Solving a*cos(x) + b*sin(x) = 1

• Apr 18th 2010, 02:08 PM
sitho
Solving a*cos(x) + b*sin(x) = 1
Hi! The solution to this question may be completely trivial, but I still managed to get stuck on this equation. So I wish to solve:

$a \cos(x) + b \sin(x) = 1$

for $x$. Hence, I want to express $x$ as a function of $a$ and $b$. And for which values of $a$ and $b$ does there exist a solution?
• Apr 18th 2010, 02:37 PM
sitho
I found that on the unit circle, i.e. $a^2 + b^2 = 1$, one finds the solution:

$a = \cos(x)$
$b = \sin(x)$
$\Rightarrow~x = \tan^{-1}\left(\frac{b}{a}\right)$

Is this the only solution to the problem?
• Apr 18th 2010, 10:41 PM
CaptainBlack
Quote:

Originally Posted by sitho
Hi!
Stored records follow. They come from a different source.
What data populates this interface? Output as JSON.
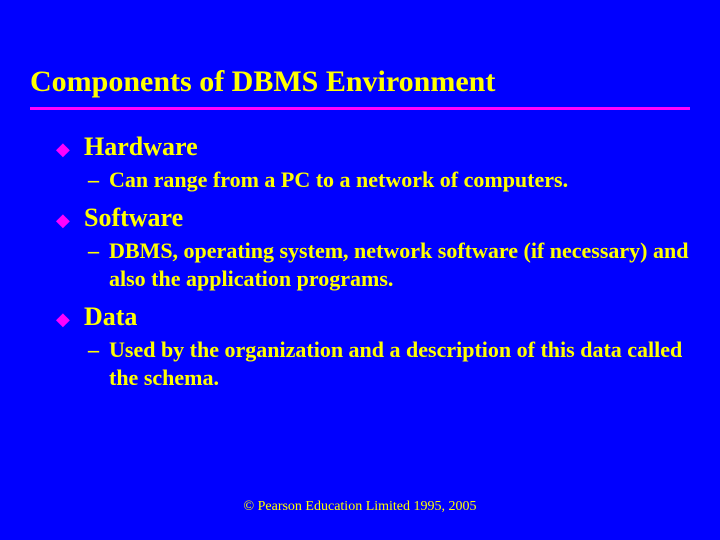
{
  "slide": {
    "title": "Components of DBMS Environment",
    "background_color": "#0000ff",
    "title_color": "#ffff00",
    "underline_color": "#ff00ff",
    "bullet_color": "#ff00ff",
    "text_color": "#ffff00",
    "title_fontsize": 30,
    "heading_fontsize": 26,
    "body_fontsize": 22,
    "footer_fontsize": 14,
    "items": [
      {
        "heading": "Hardware",
        "sub": "Can range from a PC to a network of computers."
      },
      {
        "heading": "Software",
        "sub": "DBMS, operating system, network software (if necessary) and also the application programs."
      },
      {
        "heading": "Data",
        "sub": "Used by the organization and a description of this data called the schema."
      }
    ],
    "footer": "© Pearson Education Limited 1995, 2005"
  }
}
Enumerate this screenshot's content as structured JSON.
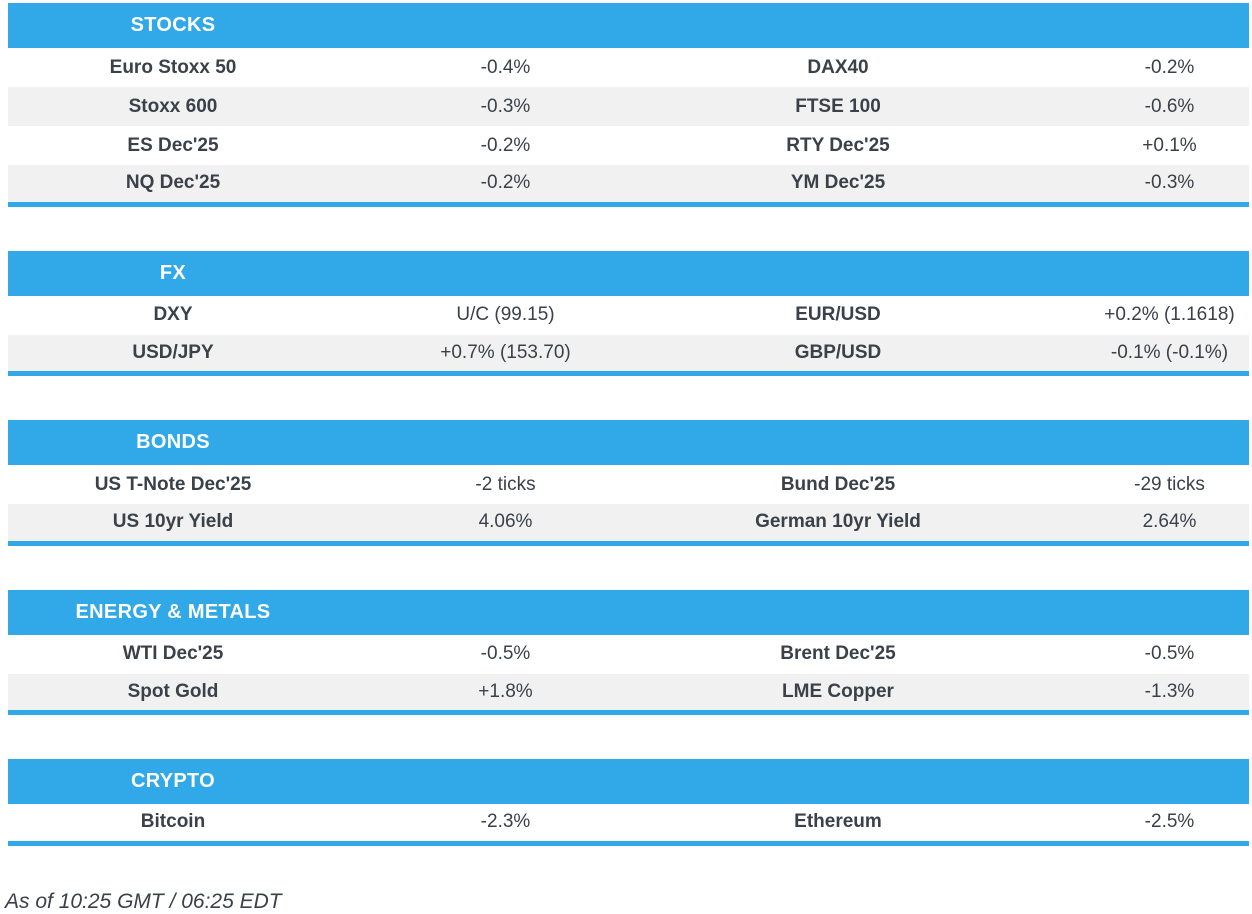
{
  "colors": {
    "accent": "#31A8E8",
    "stripe": "#F1F1F2",
    "text": "#3A4149",
    "header_text": "#FFFFFF",
    "background": "#FFFFFF"
  },
  "sections": [
    {
      "title": "STOCKS",
      "rows": [
        {
          "cells": [
            "Euro Stoxx 50",
            "-0.4%",
            "DAX40",
            "-0.2%"
          ]
        },
        {
          "cells": [
            "Stoxx 600",
            "-0.3%",
            "FTSE 100",
            "-0.6%"
          ]
        },
        {
          "cells": [
            "ES Dec'25",
            "-0.2%",
            "RTY Dec'25",
            "+0.1%"
          ]
        },
        {
          "cells": [
            "NQ Dec'25",
            "-0.2%",
            "YM Dec'25",
            "-0.3%"
          ]
        }
      ]
    },
    {
      "title": "FX",
      "rows": [
        {
          "cells": [
            "DXY",
            "U/C (99.15)",
            "EUR/USD",
            "+0.2% (1.1618)"
          ]
        },
        {
          "cells": [
            "USD/JPY",
            "+0.7% (153.70)",
            "GBP/USD",
            "-0.1% (-0.1%)"
          ]
        }
      ]
    },
    {
      "title": "BONDS",
      "rows": [
        {
          "cells": [
            "US T-Note Dec'25",
            "-2 ticks",
            "Bund Dec'25",
            "-29 ticks"
          ]
        },
        {
          "cells": [
            "US 10yr Yield",
            "4.06%",
            "German 10yr Yield",
            "2.64%"
          ]
        }
      ]
    },
    {
      "title": "ENERGY & METALS",
      "rows": [
        {
          "cells": [
            "WTI Dec'25",
            "-0.5%",
            "Brent Dec'25",
            "-0.5%"
          ]
        },
        {
          "cells": [
            "Spot Gold",
            "+1.8%",
            "LME Copper",
            "-1.3%"
          ]
        }
      ]
    },
    {
      "title": "CRYPTO",
      "rows": [
        {
          "cells": [
            "Bitcoin",
            "-2.3%",
            "Ethereum",
            "-2.5%"
          ]
        }
      ]
    }
  ],
  "footer": {
    "as_of": "As of 10:25 GMT / 06:25 EDT"
  }
}
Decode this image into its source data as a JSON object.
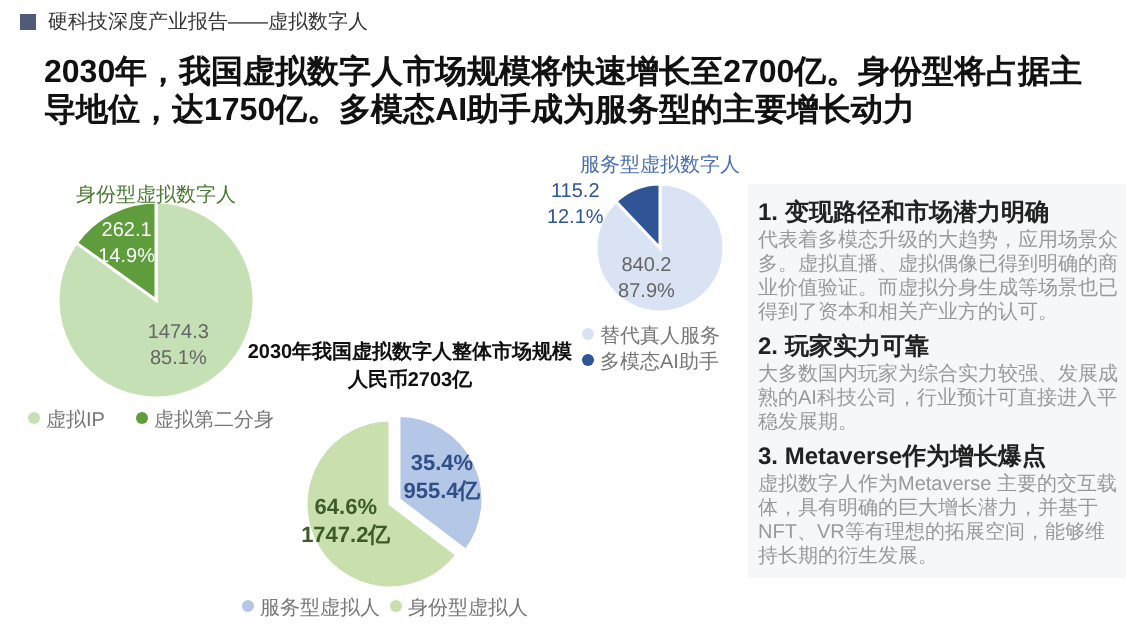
{
  "chart_data": [
    {
      "type": "other",
      "title": "2030年，我国虚拟数字人市场规模将快速增长至2700亿。身份型将占据主导地位，达1750亿。多模态AI助手成为服务型的主要增长动力",
      "subtitle": "硬科技深度产业报告——虚拟数字人"
    },
    {
      "type": "pie",
      "title": "身份型虚拟数字人",
      "categories": [
        "虚拟IP",
        "虚拟第二分身"
      ],
      "values": [
        1474.3,
        262.1
      ],
      "colors": [
        "#c5e0b4",
        "#5e9c3c"
      ],
      "value_labels": [
        "1474.3\n85.1%",
        "262.1\n14.9%"
      ],
      "legend": "bottom"
    },
    {
      "type": "pie",
      "title": "2030年我国虚拟数字人整体市场规模人民币2703亿",
      "categories": [
        "服务型虚拟人",
        "身份型虚拟人"
      ],
      "values": [
        955.4,
        1747.2
      ],
      "colors": [
        "#b4c7e7",
        "#c9dfae"
      ],
      "value_labels": [
        "35.4%\n955.4亿",
        "64.6%\n1747.2亿"
      ],
      "legend": "bottom"
    },
    {
      "type": "pie",
      "title": "服务型虚拟数字人",
      "categories": [
        "替代真人服务",
        "多模态AI助手"
      ],
      "values": [
        840.2,
        115.2
      ],
      "colors": [
        "#dae3f3",
        "#2f5597"
      ],
      "value_labels": [
        "840.2\n87.9%",
        "115.2\n12.1%"
      ],
      "legend": "bottom"
    },
    {
      "type": "other",
      "annotations": [
        "1. 变现路径和市场潜力明确",
        "代表着多模态升级的大趋势，应用场景众多。虚拟直播、虚拟偶像已得到明确的商业价值验证。而虚拟分身生成等场景也已得到了资本和相关产业方的认可。",
        "2. 玩家实力可靠",
        "大多数国内玩家为综合实力较强、发展成熟的AI科技公司，行业预计可直接进入平稳发展期。",
        "3. Metaverse作为增长爆点",
        "虚拟数字人作为Metaverse 主要的交互载体，具有明确的巨大增长潜力，并基于NFT、VR等有理想的拓展空间，能够维持长期的衍生发展。"
      ]
    }
  ]
}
The solution to this question may be completely trivial, but I still managed to get stuck on this equation. So I wish to solve:

$a \cos(x) + b \sin(x) = 1$

for $x$. Hence, I want to express $x$ as a function of $a$ and $b$. And for which values of $a$ and $b$ does there exist a solution?

Put $\tan(\theta)=a/b$ then:

$a \cos(x)+b \sin(x)=\frac{1}{\sqrt{a^2+b^2}}[\sin(\theta)\cos(x)+\cos(\theta)\sin(x)]=\frac{1}{\sqrt{a^2+b^2}}\sin(x+\theta)=1$

For this to have any real solutions requires that $a^2+b^2 \le 1$.

CB